Count Rotations - codepath/compsci_guides GitHub Wiki
Unit 7 Session 2 (Click for link to problem statements)
Problem Highlights
- 💡 Difficulty: Medium
- ⏰ Time to complete: 20 mins
- 🛠️ Topics: Binary Search, Arrays, Rotations
1: U-nderstand
Understand what the interviewer is asking for by using test cases and questions about the problem.
- Established a set (2-3) of test cases to verify their own solution later.
- Established a set (1-2) of edge cases to verify their solution handles complexities.
- Have fully understood the problem and have no clarifying questions.
- Have you verified any Time/Space Constraints for this problem?
- Q: What happens if the array has not been rotated?
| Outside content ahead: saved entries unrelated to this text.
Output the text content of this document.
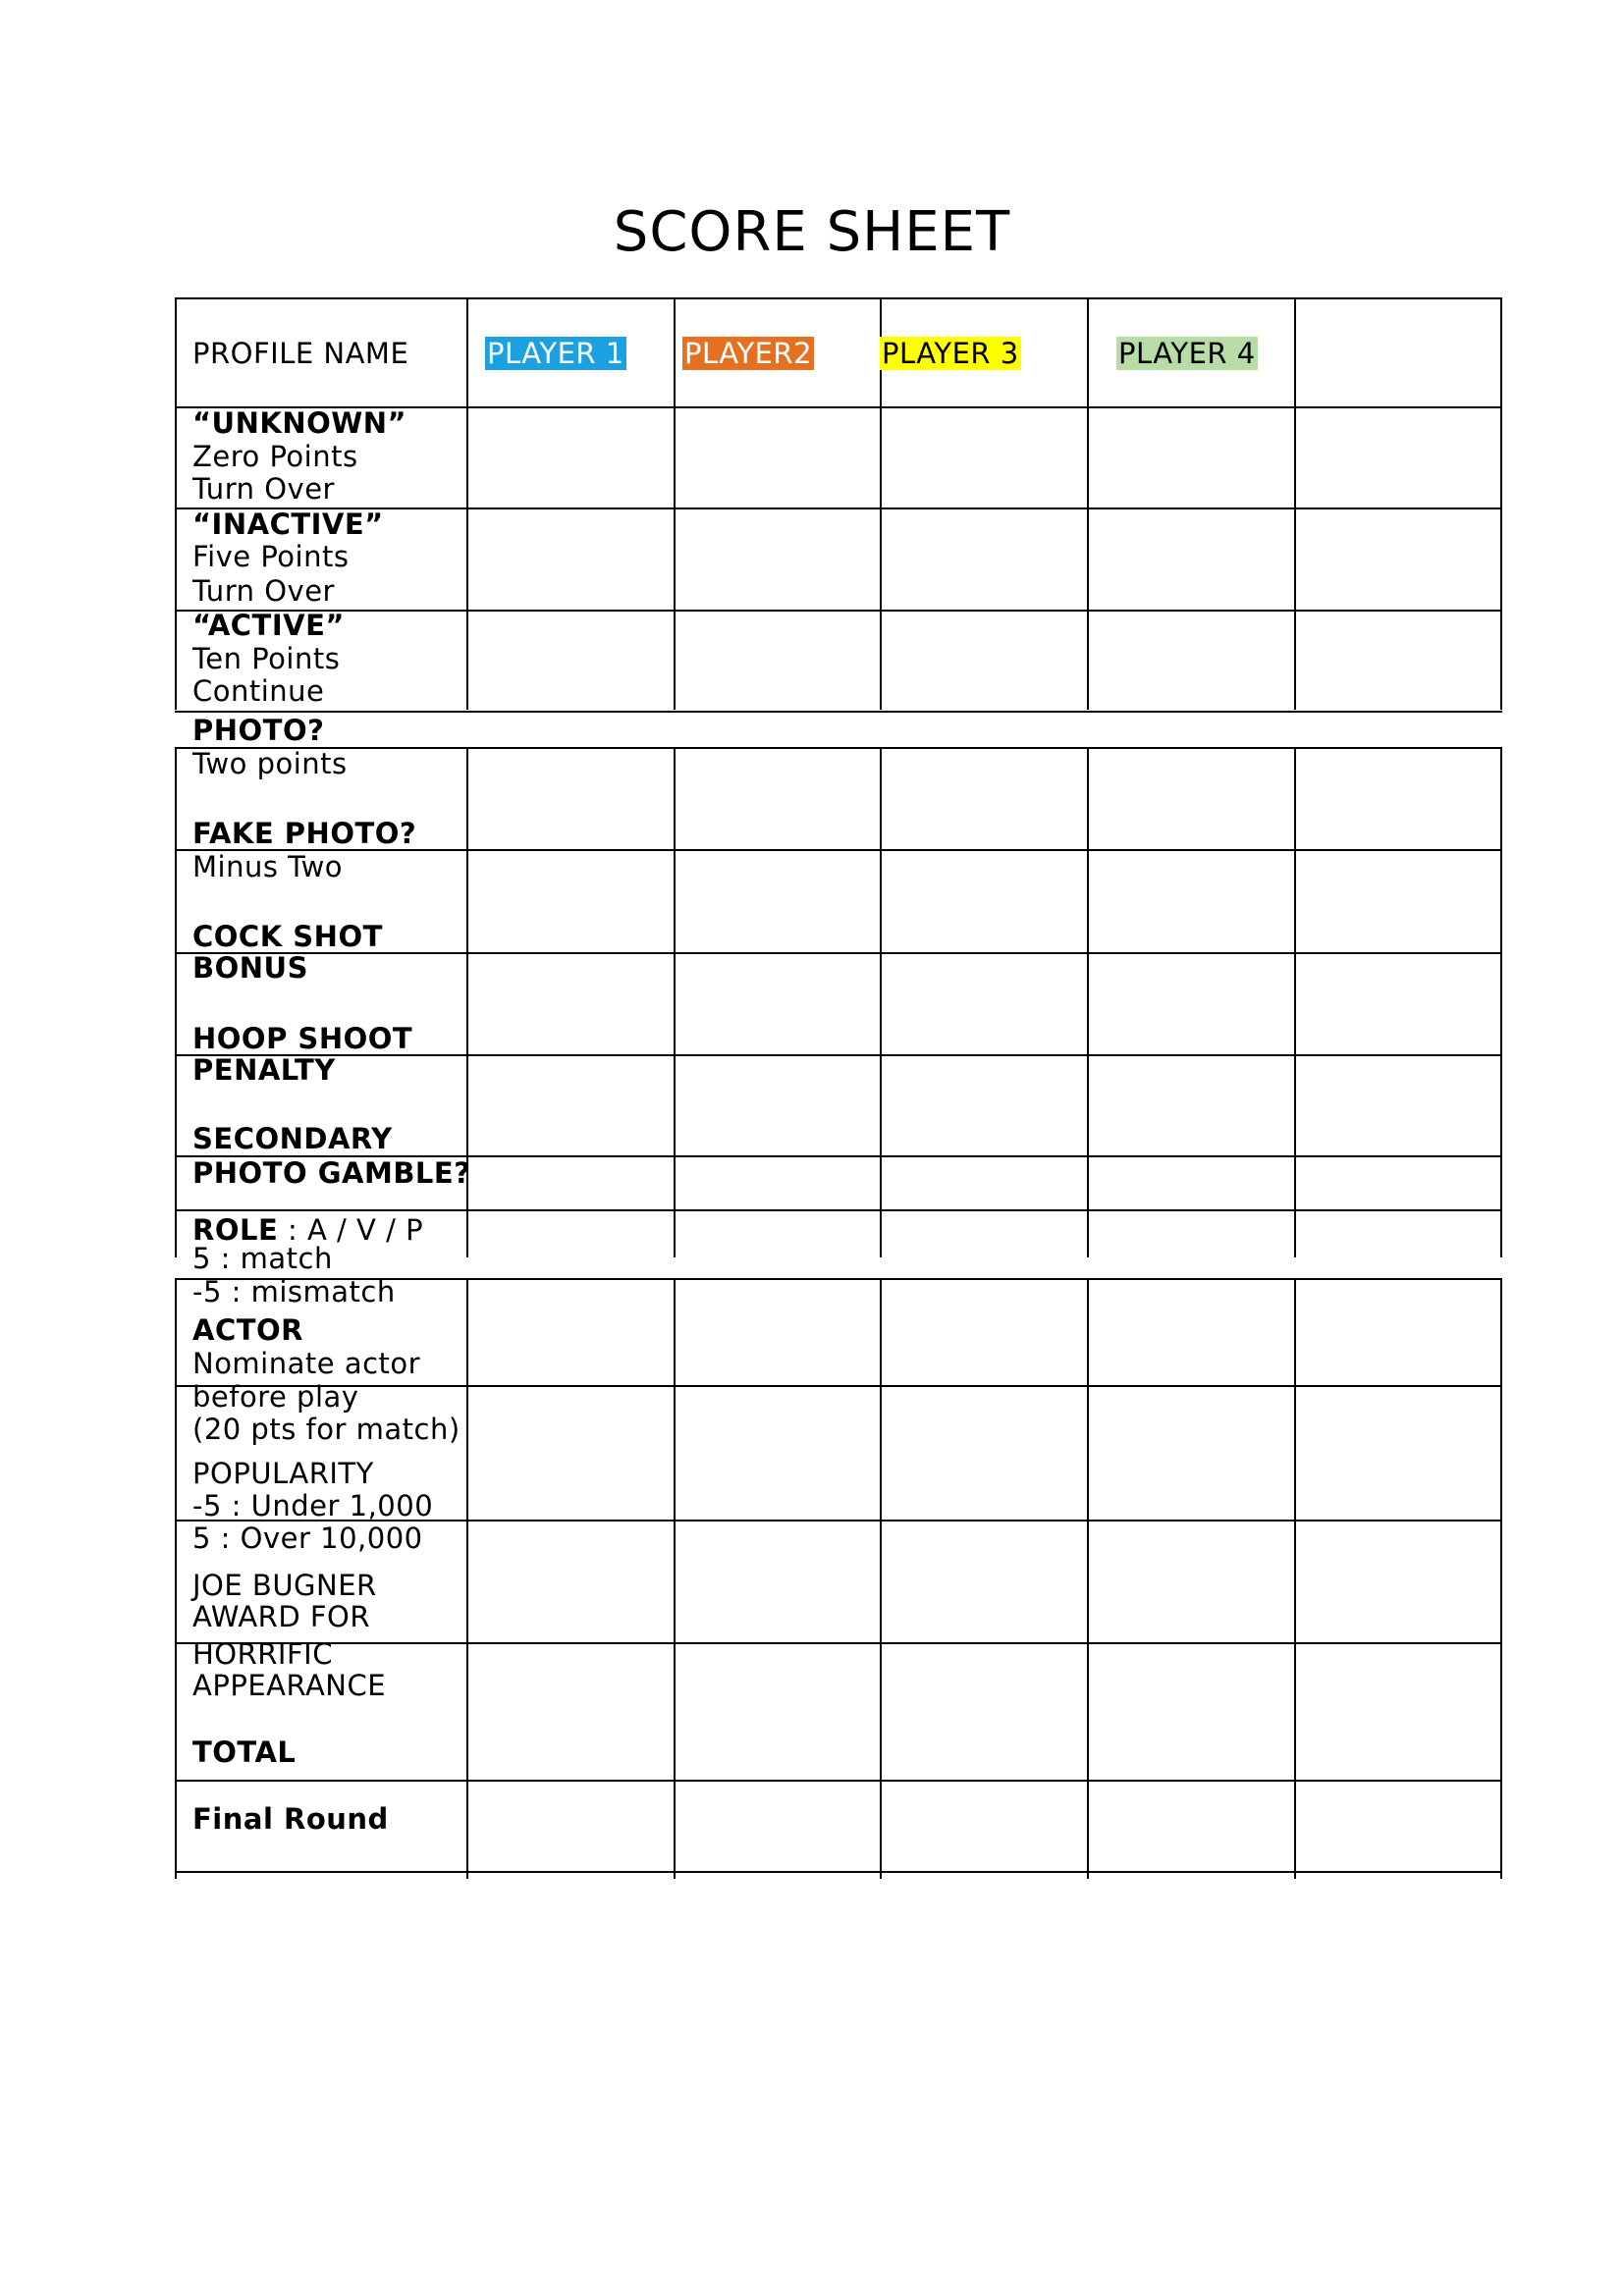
SCORE SHEET
PROFILE NAME	PLAYER 1 PLAYER2 PLAYER 3	PLAYER 4
“UNKNOWN”
Zero Points
Turn Over
“INACTIVE”
Five Points
Turn Over
“ACTIVE”
Ten Points
Continue
PHOTO?
Two points
FAKE PHOTO?
Minus Two
COCK SHOT
BONUS
HOOP SHOOT
PENALTY
SECONDARY
PHOTO GAMBLE?
ROLE : A / V / P
5 : match
-5 : mismatch
ACTOR
Nominate actor
before play
(20 pts for match)
POPULARITY
-5 : Under 1,000
5 : Over 10,000
JOE BUGNER
AWARD FOR
HORRIFIC
APPEARANCE
TOTAL
Final Round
- A: If the array has not been rotated, the function should return 0 as the array's minimum element will be at the first index.
HAPPY CASE
Input: [11, 12, 15, 18, 2, 5, 6, 8]
Output: 4
Explanation: The array has been rotated 4 times (the minimum element, 2, is at index 4).
EDGE CASE
Input: [2, 5, 6, 8, 11, 12, 15, 18]
Output: 0
Explanation: The array is not rotated (the minimum element is at index 0).
2: M-atch
Match what this problem looks like to known categories of problems, e.g. Linked List or Dynamic Programming, and strategies or patterns in those categories.
This problem is a variant of binary search, adapted to detect the number of rotations in a circularly sorted array:
- Adapting binary search to find the point of minimum value, which indicates the number of rotations.
3: P-lan
Plan the solution with appropriate visualizations and pseudocode.
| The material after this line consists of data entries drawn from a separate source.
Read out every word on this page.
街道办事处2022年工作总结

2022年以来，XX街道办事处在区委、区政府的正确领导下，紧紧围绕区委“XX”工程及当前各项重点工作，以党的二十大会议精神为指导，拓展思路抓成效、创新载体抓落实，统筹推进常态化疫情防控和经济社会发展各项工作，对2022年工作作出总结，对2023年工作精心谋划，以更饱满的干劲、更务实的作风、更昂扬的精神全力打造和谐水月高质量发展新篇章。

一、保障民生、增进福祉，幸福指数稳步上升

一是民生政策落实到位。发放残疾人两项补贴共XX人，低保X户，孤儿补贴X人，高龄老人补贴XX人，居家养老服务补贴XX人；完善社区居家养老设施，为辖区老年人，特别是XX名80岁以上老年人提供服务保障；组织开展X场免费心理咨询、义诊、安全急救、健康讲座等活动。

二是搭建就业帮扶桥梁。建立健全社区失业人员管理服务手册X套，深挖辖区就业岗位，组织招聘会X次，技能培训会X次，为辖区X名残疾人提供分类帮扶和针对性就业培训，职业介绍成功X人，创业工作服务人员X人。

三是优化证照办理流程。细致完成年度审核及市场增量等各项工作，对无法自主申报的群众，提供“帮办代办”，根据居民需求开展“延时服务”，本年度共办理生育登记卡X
General Idea: Use binary search to find the index of the minimum element in the array, which corresponds to the number of rotations.
1) Establish pointers for the beginning (`low`) and end (`high`) of the array.
2) If the element at `low` is less than or equal to the element at `high`, the array is not rotated.
3) Use a loop to continue searching as long as `low` is less than `high`:
- Calculate the middle index (`mid`).
- Check the relationship between `mid`, `low`, and `high` to determine the unsorted part:
- If the element at `mid` is greater than the element at `high`, the rotation is in the right half, set `low` to `mid + 1`.
- Otherwise, set `high` to `mid`.
4) At the end of the loop, `low` will point to the smallest element, which is the number of rotations.
⚠️ Common Mistakes
- Incorrectly identifying the sorted and unsorted parts of the array, which could lead to missing the minimum element.
4: I-mplement
Implement the code to solve the algorithm.
def count_rotations(nums):
low, high = 0, len(nums) - 1
while low <= high:
if nums[low] <= nums[high]: # Array is sorted, no rotation
return low
mid = (low + high) // 2
next_index = (mid + 1) % len(nums) # circular indexing
prev_index = (mid - 1 + len(nums)) % len(nums) # circular indexing
# Check if the mid element is the minimum element
if nums[mid] <= nums[next_index] and nums[mid] <= nums[prev_index]:
return mid
elif nums[mid] > nums[high]:
low = mid + 1 # Min must be in the right unsorted portion
else:
high = mid - 1 # Min must be in the left unsorted portion
return 0 # This return is technically unreachable due to the logic
5: R-eview
Review the code by running specific example(s) and recording values (watchlist) of your code's variables along the way.
- Test the function with input [11, 12, 15, 18, 2, 5, 6, 8] to ensure it returns 4.
- Validate with a non-rotated input [2, 5, 6, 8, 11, 12, 15, 18] to confirm that it correctly identifies 0 rotations.
6: E-valuate
Evaluate the performance of your algorithm and state any strong/weak or future potential work.
- Time Complexity:
O(log n)because each iteration of the loop narrows the search range by about half. - Space Complexity:
O(1)as it uses a constant amount of space.